Research Highlights

Prof. dr. Arjan Kortholt

Mutations in Leucine-rich repeat kinase 2 (LRRK2) are so far the most frequent cause of late-onset and idiopathic Parkinson’s disease and recent data suggest that, independent of mutations, increased LRKK2 kinase activity plays an essential role in the disease pathogenesis. Although, many LRRK2-specific brain-penetrant kinase inhibitors have been developed, most of them have major side effects, and none of the inhibitors cannot be used for the disease treatment yet. Therefore, targeting other domains of LRRK2 instead of the kinase domain has high potential for improved therapeutic benefits. Recently, high quality full-length LRRK2 has been purified to obtain the first structural map[1] for developing novel allosteric tools to target LRRK2 activity. In collaboration with the labs of Wim Versées (VUB, Brussels) and Johannes Gloeckner (DZNE Tübingen), a set of nanobodies have been generated that can modulate LRRK2 activity[2]. With the Kennedy lab (UGA, Athens) a set of stapled peptides have been designed that effectively disrupt LRRK2 dimerization and rescue LRRK2-mediated cell-death[3, 4]. Currently, the Kortholt lab is working together with these academic partners and companies to further develop these and other compounds that allosterically regulate LRRK2 activity, with the goal to bring them into the clinic.

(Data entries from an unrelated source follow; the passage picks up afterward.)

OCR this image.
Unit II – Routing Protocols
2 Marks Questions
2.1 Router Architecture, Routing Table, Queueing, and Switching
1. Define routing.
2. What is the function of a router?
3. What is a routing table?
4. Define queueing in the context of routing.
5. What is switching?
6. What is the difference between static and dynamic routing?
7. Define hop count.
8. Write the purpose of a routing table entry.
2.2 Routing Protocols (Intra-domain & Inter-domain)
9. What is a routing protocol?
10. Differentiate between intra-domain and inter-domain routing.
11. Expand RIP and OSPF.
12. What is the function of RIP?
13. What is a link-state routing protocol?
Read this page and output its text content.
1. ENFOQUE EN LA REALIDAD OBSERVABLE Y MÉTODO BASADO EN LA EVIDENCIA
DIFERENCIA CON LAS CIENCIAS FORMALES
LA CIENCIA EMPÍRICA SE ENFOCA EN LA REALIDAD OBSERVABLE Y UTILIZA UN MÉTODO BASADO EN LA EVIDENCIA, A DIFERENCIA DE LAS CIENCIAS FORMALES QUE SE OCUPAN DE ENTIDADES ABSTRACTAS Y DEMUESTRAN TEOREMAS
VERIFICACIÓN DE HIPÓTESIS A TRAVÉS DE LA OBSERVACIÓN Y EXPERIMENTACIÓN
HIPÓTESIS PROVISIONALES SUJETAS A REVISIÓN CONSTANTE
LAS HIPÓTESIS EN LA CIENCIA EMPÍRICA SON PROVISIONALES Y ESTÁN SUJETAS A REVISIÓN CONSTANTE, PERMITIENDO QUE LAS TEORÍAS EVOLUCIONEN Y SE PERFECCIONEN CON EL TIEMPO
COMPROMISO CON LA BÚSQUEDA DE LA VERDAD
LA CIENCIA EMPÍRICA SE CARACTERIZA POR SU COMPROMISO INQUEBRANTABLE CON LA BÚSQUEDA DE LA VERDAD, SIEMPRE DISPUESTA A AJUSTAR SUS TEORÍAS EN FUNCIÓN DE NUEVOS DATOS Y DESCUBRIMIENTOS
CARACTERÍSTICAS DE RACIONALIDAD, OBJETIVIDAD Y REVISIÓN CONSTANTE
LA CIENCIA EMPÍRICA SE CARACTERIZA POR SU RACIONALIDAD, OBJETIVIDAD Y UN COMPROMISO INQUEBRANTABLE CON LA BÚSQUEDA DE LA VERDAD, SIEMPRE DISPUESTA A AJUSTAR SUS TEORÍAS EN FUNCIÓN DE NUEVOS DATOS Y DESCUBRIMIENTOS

[1] Guaitoli et al., 2016, Proc Natl Acad Sci U S A; 113(30):E4357-66. doi: 10.1073/pnas.1523708113.

[2] Singh et al., 2022, Proc Natl Acad Sci U S A.;119(9):e2112712119. doi: 10.1073/pnas.2112712119.

[3] Helton et al., 2021, ACS Chem Biol.;16(11):2326-2338. doi: 10.1021/acschembio.1c00487.

[4] Pathak et al., 2023, ACS Chem Neurosci.doi: 10.1021/acschemneuro.3c00259.